Qui peut le plus peut le moins. On peut utiliser les bascules pour isoler un objet en rendant flou des parties pourtant situées sur un même plan.


Sur des vues de bâtiments, le résultat donne une illusion de modèle réduit en raison d’une profondeur de champ subjective très réduite. Effet très typé, à utiliser avec parcimonie…

Précaution d’emploi : de l’importance de la mise au point

Lors de l’emprunt de cet objectif, je me suis précipité dans le quartier de la Défense le soir même pour réaliser des essais.

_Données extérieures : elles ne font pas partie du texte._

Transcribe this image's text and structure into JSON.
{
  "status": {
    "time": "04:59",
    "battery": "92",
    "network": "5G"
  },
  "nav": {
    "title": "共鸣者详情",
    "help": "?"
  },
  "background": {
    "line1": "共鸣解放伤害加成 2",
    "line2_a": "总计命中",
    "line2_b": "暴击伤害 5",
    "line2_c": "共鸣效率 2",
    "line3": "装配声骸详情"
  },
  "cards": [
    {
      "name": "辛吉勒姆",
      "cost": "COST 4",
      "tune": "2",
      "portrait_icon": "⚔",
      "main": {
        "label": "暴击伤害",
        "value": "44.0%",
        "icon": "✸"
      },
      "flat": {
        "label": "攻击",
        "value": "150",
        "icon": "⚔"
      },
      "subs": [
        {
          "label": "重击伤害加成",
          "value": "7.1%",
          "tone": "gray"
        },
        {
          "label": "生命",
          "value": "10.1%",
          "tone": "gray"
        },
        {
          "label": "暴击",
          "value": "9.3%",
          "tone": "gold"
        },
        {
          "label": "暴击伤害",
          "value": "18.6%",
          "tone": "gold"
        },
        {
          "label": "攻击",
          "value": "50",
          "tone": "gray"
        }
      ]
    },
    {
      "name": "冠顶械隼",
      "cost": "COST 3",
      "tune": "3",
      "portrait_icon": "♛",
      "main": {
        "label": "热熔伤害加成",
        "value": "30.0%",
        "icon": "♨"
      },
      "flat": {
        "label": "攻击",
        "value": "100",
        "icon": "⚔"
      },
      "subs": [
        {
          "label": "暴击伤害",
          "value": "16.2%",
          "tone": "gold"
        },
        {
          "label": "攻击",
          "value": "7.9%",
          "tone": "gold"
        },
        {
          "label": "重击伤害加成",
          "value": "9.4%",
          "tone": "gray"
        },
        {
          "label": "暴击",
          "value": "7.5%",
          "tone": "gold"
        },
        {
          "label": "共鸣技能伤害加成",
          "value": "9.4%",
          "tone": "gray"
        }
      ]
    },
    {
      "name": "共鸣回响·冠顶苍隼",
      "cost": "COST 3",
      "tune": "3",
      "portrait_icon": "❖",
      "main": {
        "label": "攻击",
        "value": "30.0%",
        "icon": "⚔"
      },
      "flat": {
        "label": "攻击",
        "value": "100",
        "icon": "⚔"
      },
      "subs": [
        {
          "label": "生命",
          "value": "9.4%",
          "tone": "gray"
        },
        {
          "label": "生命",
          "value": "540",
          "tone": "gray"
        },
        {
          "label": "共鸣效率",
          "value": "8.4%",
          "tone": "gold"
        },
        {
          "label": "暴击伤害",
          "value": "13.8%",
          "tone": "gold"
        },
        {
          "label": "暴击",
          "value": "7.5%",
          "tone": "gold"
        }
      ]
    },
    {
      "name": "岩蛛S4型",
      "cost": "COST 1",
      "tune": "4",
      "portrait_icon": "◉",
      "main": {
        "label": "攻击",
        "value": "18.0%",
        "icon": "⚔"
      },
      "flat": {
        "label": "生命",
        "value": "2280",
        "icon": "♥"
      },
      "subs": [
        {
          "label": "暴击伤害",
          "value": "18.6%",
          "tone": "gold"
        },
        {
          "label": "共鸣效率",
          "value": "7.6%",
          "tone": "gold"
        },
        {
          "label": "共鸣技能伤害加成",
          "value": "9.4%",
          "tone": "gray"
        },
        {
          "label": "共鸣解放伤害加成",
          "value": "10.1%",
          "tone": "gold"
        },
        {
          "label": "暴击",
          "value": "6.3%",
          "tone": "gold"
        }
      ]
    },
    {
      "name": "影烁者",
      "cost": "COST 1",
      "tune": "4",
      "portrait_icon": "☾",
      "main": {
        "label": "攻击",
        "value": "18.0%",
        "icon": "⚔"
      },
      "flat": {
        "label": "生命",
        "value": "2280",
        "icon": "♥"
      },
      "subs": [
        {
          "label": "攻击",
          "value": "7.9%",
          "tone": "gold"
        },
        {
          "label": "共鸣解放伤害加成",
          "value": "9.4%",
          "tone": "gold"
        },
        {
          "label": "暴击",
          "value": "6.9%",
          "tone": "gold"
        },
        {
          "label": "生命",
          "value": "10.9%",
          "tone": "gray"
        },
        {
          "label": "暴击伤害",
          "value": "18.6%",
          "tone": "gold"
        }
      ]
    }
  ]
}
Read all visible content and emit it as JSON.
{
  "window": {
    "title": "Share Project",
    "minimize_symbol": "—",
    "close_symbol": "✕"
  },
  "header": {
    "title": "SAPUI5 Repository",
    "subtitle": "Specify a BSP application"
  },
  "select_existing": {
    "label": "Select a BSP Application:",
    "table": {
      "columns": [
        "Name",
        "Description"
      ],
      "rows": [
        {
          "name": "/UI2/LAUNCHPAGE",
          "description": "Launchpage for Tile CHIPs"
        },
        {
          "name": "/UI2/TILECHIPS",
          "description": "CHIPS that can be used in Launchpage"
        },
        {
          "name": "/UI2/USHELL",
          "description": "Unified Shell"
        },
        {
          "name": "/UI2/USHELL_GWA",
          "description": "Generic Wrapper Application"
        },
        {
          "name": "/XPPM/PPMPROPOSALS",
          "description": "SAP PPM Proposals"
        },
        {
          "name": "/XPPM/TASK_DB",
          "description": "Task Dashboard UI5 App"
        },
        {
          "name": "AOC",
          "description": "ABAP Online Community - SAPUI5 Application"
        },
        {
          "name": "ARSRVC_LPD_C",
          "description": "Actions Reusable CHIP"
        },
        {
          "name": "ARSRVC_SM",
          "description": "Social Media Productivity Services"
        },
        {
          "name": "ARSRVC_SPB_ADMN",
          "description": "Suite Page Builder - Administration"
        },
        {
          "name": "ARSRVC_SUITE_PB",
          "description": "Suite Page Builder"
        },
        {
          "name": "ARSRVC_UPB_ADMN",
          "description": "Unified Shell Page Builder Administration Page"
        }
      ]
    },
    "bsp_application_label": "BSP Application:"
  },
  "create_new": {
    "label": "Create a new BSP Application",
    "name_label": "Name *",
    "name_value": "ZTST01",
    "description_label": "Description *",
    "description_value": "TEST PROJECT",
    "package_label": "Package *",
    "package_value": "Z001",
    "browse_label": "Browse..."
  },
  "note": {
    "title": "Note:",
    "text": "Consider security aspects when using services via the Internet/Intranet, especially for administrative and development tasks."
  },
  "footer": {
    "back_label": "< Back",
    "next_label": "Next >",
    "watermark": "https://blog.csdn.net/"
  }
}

Le crépuscule aidant, je me suis contenté de caler la mise au point sur l’infini (bague tournée à fond, au taquet) et d’employer un diaphragme de f/11 : vieux réflexe d’utilisateur de grand angle . Et me suis concentré sur les décentrements et problèmes de composition. Les résultats furent excellents. (cf le premier billet)

Le lendemain, plus au calme, j’ai entrepris de tester l’objectif à toutes ses ouvertures afin de voir le comportement du bord de cercle d’image nette en fonction de celles-ci. J’ai donc tourné comme la veille au soir la bague de mise au point à fond vers la droite.


Voici les rendus à 100%…


…à f/4 !!! Horreur : rigoureusement RIEN de net !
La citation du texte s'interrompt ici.